Giovedì 6 febbraio 2025, alle ore 17.00, Adriano Favole presenta il suo libro "La via selvatica. Storie di umani e non umani" (2024, Laterza editore) nella sala storica della Biblioteca delle Oblate di Firenze, in via dell’Oriuolo 24, per un nuovo appuntamento della rassegna "Dialoghi sulla Natura" organizzata dal Sistema Museale di Ateneo in collaborazione con le Biblioteche Comunali. L’autore dialoga con Barbara Montecchi, referente comunicazione, accessibilità e public engagement del SMA, e Giulia Dionisio, curatrice del Museo di Antropologia e Etnologia. Al termine dell'incontro sarà distribuito un coupon per un ingresso ridotto per due persone al museo di Antropologia e Etnologia.
La ‘via selvatica’ è quella che ci fa scoprire che non siamo solo cultura, che l’essere umano vive delle relazioni che intrattiene con tutti i suoi ‘simili’, dalle api ai vulcani, dalle foreste alle barriere coralline, dalle piante ai funghi che abitano con noi la Terra. Adriano Favole la racconta portandoci dentro la foresta di Tchamba, sull’isola di Futuna, tra i vulcani di La Réunion, sulle ramificazioni liquide dell’Amazzonia, nella baia di Lékiny e tra le radure delle Alpi occidentali. Un giorno James Clifford, uno dei più noti antropologi contemporanei, fu invitato dal suo amico Jean-Marie Tjibaou, un Kanak della Nuova Caledonia, a visitare la sua tribù natale. A un certo punto, dalla sommità della collina, Clifford vide alcune abitazioni in mezzo a una radura nella foresta. «Dov’è casa tua?», gli chiese.

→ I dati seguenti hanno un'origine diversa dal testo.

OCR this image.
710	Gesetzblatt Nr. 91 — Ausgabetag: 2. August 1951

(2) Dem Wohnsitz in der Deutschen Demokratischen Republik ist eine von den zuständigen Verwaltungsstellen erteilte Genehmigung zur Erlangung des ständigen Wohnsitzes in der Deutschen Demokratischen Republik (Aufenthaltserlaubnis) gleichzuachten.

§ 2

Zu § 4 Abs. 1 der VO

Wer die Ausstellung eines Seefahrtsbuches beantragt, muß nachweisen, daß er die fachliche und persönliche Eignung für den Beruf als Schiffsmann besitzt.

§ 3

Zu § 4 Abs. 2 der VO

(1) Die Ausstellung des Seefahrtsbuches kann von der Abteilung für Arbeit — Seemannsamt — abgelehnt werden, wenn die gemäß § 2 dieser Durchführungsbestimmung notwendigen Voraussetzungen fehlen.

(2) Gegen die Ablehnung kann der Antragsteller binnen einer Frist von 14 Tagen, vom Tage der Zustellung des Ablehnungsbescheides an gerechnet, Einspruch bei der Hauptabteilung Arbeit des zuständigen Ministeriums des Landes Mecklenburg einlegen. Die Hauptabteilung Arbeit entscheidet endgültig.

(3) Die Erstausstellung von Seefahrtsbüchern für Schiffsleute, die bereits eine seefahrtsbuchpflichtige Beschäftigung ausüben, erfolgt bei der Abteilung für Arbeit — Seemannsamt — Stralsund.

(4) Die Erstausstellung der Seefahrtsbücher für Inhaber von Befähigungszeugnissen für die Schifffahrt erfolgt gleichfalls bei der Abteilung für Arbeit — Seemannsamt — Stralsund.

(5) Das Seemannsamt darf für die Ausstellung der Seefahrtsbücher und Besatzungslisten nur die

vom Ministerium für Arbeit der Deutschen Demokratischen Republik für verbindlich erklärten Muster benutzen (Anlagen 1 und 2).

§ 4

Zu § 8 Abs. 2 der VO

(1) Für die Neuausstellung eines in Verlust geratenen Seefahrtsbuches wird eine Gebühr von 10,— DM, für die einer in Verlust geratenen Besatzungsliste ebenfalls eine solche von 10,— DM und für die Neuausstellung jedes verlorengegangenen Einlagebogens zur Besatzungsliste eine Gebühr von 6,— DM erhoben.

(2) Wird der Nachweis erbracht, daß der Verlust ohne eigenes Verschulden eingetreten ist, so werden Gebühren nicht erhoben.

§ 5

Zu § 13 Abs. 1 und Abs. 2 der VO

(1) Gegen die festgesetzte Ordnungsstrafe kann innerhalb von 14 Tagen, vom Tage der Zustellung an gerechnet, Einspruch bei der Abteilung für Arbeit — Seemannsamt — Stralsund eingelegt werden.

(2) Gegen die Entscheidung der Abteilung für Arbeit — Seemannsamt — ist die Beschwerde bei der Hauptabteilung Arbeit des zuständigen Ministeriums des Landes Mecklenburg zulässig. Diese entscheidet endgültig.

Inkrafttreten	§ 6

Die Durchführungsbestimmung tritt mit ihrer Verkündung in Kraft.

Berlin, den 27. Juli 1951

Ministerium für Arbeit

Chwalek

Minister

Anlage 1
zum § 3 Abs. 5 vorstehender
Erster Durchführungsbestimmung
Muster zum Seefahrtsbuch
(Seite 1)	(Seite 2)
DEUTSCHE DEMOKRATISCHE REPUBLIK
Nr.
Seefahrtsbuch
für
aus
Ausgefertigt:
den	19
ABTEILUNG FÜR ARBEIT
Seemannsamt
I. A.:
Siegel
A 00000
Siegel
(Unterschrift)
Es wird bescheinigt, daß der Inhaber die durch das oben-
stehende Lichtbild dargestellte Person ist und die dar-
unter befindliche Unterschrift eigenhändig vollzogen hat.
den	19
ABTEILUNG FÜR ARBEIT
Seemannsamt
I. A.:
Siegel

Tjibaou lo guardò, aprì il palmo della mano muovendolo a 360 gradi, invitandolo a osservare l’insieme del paesaggio e gli disse in francese: «C’est ça la maison!» (È questa la casa!). ‘Casa’ è fuori di noi, è l’insieme delle relazioni che abbiamo con gli umani e con gli altri esseri che vivono con noi qui sulla Terra. Dobbiamo la vita a forze ed esseri ‘selvatici’, ‘incolti’, che vivono cioè fuori dai confini delle culture intese come spazi simbolici. L’incolto è la nozione di cui abbiamo bisogno per uscire da quella contrapposizione tra natura e cultura che continua a colonizzare le nostre menti. L’incolto non è il caos: è la vita che si organizza, che germoglia, che si stratifica come i coralli, che si incontra e si scontra, la vita che rinasce continuamente nei dintorni di quella organizzazione che chiamiamo ‘cultura’. L’incolto è un aspetto del mondo che viviamo e della condizione umana. Non è un caso che alcune società lo abbiano ‘sacralizzato’ e spesso posto al centro di rituali, proteggendolo dall’invasività e dall’avidità umana con norme e divieti. È in gran parte nell’incolto o nel semi-colto delle foreste e degli oceani che si produce l’ossigeno che respiriamo; è nei greti dei torrenti e nelle forre sotterranee che si accumula l’acqua che beviamo. Gli dobbiamo l’esistenza e, anche se non sempre lo riconosciamo, l’incolto ha una sua vita, è un assemblaggio di progettualità che prescindono da noi; l’incolto si cura di noi. Noi siamo incolto.
Adriano Favole è professore ordinario di Antropologia culturale all’Università di Torino e Visiting Professor all’Università della Nuova Caledonia. Ha insegnato all’Università di La Réunion (Oceano Indiano) e all’Università della Polinesia francese. Ha fondato e dirige il Laboratorio “Arcipelago Europa” presso il Dipartimento di Culture, Politica e Società dell’Università di Torino. Ha pubblicato numerosi testi scientifici e si occupa di comunicazione dell’antropologia e delle scienze sociali. Collabora con “la Lettura” del “Corriere della Sera” ed è consulente del Festival Dialoghi di Pistoia. Per Laterza è autore di Resti di umanità. Vita sociale del corpo dopo la morte (2003), Oceania. Isole di creatività culturale (2010) e La bussola dell’antropologo. Orientarsi in un mare di culture (2015).